PT Jaya Sukses Makmur Sentosa Tbk (RISE) menempatkan proyek Grand Sunrise Menganti yang berlokasi di Gresik, Jawa Timur, sebagai salah satu pilar utama dalam kinerja penjualan mereka pada tahun 2026. Perusahaan memperkirakan bahwa proyek ini dapat memberikan kontribusi marketing sales sekitar Rp75 miliar sepanjang tahun.
Proyeksi ini disampaikan seiring dengan tingginya minat pasar terhadap kawasan hunian yang dikembangkan oleh anak perusahaan Tanrise Group. Pada tahap pertama, tipe Ruby yang terdiri dari 13 unit berhasil terjual dengan total sekitar Rp7,8 miliar. Sementara itu, tahap kedua yang direncanakan akan diluncurkan pada Juli 2026 diperkirakan dapat menambah marketing sales sekitar Rp8,7 miliar.
Respons Positif terhadap Konsep Community Living
Mulyadi, Direktur Jaya Sukses Makmur Sentosa, menjelaskan bahwa konsep community living yang diterapkan dalam proyek ini mendapatkan sambutan yang baik dari masyarakat. "Konsep community living menawarkan lebih dari sekadar hunian. Kami ingin membangun kawasan yang mampu mendukung interaksi sosial, gaya hidup sehat, dan kenyamanan penghuni dalam jangka panjang," ujarnya dalam keterangannya.
Dia juga menambahkan bahwa tingginya antusiasme pembeli terlihat dari penjualan tahap pertama yang habis dalam waktu sekitar satu minggu setelah diluncurkan. "Kami melihat respons pasar yang sangat baik terhadap Grand Sunrise Menganti. Hal ini menjadi indikator bahwa kebutuhan masyarakat terhadap hunian yang terintegrasi dengan fasilitas pendukung masih sangat tinggi," ungkap Mulyadi.
Sebagai pengembang proyek Grand Sunrise Menganti, perusahaan berkomitmen untuk melanjutkan pengembangan dengan menghadirkan tipe rumah baru pada akhir Juli 2026. Tahap kedua akan menyediakan 14 unit rumah tipe Ruby dengan estimasi nilai penjualan sekitar Rp8,7 miliar.

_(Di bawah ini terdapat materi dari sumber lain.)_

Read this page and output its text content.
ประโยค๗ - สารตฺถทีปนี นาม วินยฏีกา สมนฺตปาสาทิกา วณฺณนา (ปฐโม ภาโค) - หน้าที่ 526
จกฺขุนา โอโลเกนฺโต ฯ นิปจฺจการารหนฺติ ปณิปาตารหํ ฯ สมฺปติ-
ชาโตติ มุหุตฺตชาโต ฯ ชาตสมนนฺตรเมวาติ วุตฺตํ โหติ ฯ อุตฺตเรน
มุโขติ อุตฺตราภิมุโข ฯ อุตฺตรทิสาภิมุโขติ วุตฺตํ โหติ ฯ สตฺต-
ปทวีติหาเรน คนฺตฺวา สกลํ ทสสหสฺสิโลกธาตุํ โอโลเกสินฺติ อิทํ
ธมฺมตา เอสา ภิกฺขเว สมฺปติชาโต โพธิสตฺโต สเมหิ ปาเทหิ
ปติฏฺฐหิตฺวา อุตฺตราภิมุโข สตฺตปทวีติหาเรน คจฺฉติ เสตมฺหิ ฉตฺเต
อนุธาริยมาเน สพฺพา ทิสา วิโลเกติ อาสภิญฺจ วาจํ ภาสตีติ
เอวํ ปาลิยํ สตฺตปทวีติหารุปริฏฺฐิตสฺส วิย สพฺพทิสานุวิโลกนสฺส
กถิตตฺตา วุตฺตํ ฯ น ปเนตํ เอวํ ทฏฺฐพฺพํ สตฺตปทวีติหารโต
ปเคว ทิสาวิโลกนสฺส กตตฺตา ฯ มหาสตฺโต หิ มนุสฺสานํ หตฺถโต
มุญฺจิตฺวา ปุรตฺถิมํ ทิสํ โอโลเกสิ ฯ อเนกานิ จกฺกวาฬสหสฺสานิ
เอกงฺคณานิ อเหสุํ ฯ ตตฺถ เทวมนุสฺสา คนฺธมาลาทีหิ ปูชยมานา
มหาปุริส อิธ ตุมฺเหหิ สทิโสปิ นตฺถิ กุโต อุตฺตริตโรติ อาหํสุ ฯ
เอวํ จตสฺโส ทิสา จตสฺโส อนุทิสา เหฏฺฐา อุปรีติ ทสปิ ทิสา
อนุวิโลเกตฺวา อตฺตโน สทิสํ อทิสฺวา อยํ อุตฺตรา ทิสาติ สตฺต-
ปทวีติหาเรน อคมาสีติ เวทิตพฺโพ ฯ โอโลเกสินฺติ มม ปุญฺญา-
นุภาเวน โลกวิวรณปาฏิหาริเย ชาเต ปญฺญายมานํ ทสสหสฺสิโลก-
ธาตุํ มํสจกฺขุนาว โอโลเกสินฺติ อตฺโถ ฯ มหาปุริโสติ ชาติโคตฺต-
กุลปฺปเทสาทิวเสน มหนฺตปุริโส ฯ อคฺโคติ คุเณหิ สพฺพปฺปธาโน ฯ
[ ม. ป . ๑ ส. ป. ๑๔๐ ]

Secara keseluruhan, RISE menargetkan marketing sales proyek ini mencapai sekitar Rp75 miliar sepanjang tahun 2026, dengan proses serah terima unit kepada konsumen dijadwalkan pada Desember 2026.
Performa Saham RISE di Pasar
Sementara itu, saham RISE mengalami penguatan sebesar 3,65 persen dan ditutup pada level Rp995 pada perdagangan Kamis, 26 Juni 2026. Saham ini sempat mencapai level tertinggi Rp1.070 dan terendah Rp975 dengan nilai transaksi sekitar Rp551,3 juta. Meskipun mengalami penguatan dalam perdagangan harian, pergerakan saham emiten properti ini masih menunjukkan penurunan dalam jangka pendek.
Dalam sepekan terakhir, saham RISE mengalami penurunan sebesar 14,96 persen, turun 25,75 persen dalam sebulan, dan terkoreksi 51,70 persen selama tiga bulan terakhir. Dalam periode yang lebih panjang, tekanan harga saham masih cukup signifikan. Secara year to date (YTD), saham RISE turun 83,69 persen, sementara dalam enam bulan terakhir melemah 83,49 persen. Namun, dibandingkan dengan satu tahun lalu, saham perusahaan masih mencatatkan kenaikan sebesar 40,14 persen dan menguat 250,35 persen dalam lima tahun terakhir.
Dari sisi valuasi, saham RISE diperdagangkan dengan price to earnings ratio (PER) trailing sebesar 95,92 kali dan price to book value (PBV) 5,82 kali. Kapitalisasi pasar perusahaan tercatat sekitar Rp16,12 triliun. Kinerja keuangan RISE juga menunjukkan perbaikan pada kuartal I-2026, dengan laba bersih mencapai sekitar Rp97 miliar, meningkat dibandingkan Rp16 miliar pada periode yang sama tahun lalu. Margin laba bersih tercatat 56,13 persen, sedangkan margin operasi mencapai 36,78 persen.